Run the GGUF model with Ollama

Ollama support is work in progress. Current public Ollama builds may not yet include backend support for the Lizzy GGUF architecture. Until that support is available, prefer the Lizzy-compatible llama.cpp path above.

ollama run hf.co/flwrlabs/Lizzy-7B-GGUF:Q4_K_M

Desktop GGUF apps such as LM Studio and Jan are also work in progress for Lizzy. To use Lizzy in a desktop app, first confirm that the app version ships with a llama.cpp backend that recognizes general.architecture = lizzy. If the app lets you choose a custom backend, point it at a Lizzy-compatible llama.cpp build and import one of the flwrlabs/Lizzy-7B-GGUF quantizations. If it reports unknown model architecture: 'lizzy', update the app backend or use llama.cpp directly.

Choose a runtime

Runtime

Use it when

Transformers

You need Python integration, full precision, custom model code, or fine-tuning workflows.

vLLM

You need GPU serving, OpenAI-compatible APIs, batching, or tensor parallelism.

llama.cpp

You have a build that supports Lizzy GGUF and need local inference, CPU support, flexible GPU offload, or a small deployment footprint.

Ollama, LM Studio, Jan

Work in progress.

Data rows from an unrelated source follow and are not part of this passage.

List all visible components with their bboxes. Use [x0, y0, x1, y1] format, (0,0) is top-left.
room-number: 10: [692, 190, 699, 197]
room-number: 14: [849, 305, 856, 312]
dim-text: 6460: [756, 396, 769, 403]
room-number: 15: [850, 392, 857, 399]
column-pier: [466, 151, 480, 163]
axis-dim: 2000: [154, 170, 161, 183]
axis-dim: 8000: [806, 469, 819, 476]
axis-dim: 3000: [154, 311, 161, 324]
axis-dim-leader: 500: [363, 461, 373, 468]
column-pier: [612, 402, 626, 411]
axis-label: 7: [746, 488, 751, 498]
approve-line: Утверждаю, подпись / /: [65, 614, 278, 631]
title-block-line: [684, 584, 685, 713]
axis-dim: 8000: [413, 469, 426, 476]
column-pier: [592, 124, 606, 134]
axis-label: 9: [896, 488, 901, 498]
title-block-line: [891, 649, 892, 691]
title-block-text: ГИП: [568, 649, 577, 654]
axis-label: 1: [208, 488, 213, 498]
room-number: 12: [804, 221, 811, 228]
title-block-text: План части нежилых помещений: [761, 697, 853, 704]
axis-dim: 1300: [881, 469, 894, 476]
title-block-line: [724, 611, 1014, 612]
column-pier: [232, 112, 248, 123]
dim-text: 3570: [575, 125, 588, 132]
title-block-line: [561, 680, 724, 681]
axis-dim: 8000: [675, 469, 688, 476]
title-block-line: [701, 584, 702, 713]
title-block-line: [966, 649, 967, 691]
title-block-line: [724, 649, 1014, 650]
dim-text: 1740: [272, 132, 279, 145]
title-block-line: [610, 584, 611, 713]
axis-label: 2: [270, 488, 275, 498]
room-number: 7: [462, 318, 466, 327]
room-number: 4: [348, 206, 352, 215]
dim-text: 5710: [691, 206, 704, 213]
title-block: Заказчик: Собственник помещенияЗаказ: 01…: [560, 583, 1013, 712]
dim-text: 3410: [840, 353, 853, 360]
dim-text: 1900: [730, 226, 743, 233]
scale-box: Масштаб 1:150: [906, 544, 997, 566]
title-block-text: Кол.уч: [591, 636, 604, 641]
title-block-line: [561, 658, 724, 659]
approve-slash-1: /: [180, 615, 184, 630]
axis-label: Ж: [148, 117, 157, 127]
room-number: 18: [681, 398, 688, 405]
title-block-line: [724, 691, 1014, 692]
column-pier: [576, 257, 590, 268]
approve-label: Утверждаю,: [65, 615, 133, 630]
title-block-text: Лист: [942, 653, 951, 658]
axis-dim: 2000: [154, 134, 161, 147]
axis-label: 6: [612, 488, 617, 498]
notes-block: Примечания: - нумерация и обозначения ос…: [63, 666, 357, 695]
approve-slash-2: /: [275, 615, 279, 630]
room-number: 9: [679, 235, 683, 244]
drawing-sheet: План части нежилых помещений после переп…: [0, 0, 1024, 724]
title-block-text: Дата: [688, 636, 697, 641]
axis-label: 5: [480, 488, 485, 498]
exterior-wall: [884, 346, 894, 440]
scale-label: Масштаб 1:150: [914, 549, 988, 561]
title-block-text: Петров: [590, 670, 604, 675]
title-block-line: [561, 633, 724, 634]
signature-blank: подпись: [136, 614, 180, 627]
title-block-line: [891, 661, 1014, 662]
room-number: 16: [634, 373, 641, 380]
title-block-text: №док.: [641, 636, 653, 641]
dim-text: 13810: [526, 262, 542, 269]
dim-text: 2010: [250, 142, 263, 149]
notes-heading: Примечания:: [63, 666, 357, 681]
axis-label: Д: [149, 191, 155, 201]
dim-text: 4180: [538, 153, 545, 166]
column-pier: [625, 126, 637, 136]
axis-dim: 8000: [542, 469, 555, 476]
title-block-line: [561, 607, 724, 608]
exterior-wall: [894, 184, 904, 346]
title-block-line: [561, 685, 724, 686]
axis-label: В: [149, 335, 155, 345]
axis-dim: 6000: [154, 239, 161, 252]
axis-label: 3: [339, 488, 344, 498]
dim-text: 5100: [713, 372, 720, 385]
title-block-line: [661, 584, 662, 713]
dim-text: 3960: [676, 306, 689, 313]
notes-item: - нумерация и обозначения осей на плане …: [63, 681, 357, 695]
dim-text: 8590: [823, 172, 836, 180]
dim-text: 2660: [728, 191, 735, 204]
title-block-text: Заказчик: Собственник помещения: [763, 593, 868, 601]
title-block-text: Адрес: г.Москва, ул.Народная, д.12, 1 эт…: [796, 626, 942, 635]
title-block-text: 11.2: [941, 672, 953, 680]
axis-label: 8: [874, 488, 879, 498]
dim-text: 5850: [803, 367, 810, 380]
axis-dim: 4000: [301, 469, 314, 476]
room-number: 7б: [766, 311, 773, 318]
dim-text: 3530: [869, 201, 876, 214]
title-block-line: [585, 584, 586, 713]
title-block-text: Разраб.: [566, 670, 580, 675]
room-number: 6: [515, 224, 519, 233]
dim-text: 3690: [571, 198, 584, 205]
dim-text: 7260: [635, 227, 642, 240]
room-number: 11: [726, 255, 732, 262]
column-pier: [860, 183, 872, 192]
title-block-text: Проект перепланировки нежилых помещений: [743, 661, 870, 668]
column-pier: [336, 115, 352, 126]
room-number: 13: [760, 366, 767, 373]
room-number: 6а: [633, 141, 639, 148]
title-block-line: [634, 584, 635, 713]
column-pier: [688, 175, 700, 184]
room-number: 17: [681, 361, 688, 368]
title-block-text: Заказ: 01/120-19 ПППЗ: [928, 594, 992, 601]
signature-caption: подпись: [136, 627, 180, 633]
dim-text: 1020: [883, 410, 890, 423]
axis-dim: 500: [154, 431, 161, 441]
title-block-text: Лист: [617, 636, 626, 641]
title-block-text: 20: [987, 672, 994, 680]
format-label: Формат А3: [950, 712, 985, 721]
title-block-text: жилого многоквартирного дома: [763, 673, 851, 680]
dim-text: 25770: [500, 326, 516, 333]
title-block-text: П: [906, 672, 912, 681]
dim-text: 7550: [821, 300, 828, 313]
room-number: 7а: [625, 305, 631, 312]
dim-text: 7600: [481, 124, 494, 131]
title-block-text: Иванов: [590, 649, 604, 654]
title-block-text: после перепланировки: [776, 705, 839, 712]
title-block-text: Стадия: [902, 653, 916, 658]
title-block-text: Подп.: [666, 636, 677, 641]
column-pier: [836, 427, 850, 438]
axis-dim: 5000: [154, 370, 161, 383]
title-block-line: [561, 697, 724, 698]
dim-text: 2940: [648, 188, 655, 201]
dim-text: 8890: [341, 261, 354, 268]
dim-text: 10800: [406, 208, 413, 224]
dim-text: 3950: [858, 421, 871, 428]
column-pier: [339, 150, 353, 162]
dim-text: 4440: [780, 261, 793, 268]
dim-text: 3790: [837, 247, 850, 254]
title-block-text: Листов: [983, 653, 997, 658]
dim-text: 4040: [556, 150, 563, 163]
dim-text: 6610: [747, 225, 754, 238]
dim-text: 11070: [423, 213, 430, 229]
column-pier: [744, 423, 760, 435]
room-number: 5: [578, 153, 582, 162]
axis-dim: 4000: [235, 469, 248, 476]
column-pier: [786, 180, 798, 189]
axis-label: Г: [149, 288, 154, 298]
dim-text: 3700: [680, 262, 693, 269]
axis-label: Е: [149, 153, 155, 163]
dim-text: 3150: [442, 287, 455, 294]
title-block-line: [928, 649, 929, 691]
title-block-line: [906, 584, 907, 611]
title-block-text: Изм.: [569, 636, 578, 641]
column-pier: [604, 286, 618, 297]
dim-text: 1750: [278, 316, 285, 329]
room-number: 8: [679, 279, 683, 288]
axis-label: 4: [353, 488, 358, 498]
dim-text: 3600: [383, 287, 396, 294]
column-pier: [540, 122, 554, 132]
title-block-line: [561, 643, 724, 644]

Use only after verifying that the app backend includes Lizzy GGUF support.

Generation settings

The GGUF examples use temperature=0.6 and top_p=0.95. For deterministic documentation, coding, or extraction tasks, start with a lower temperature such as 0.2. For more conversational output, increase the temperature gradually and evaluate outputs for factuality and style.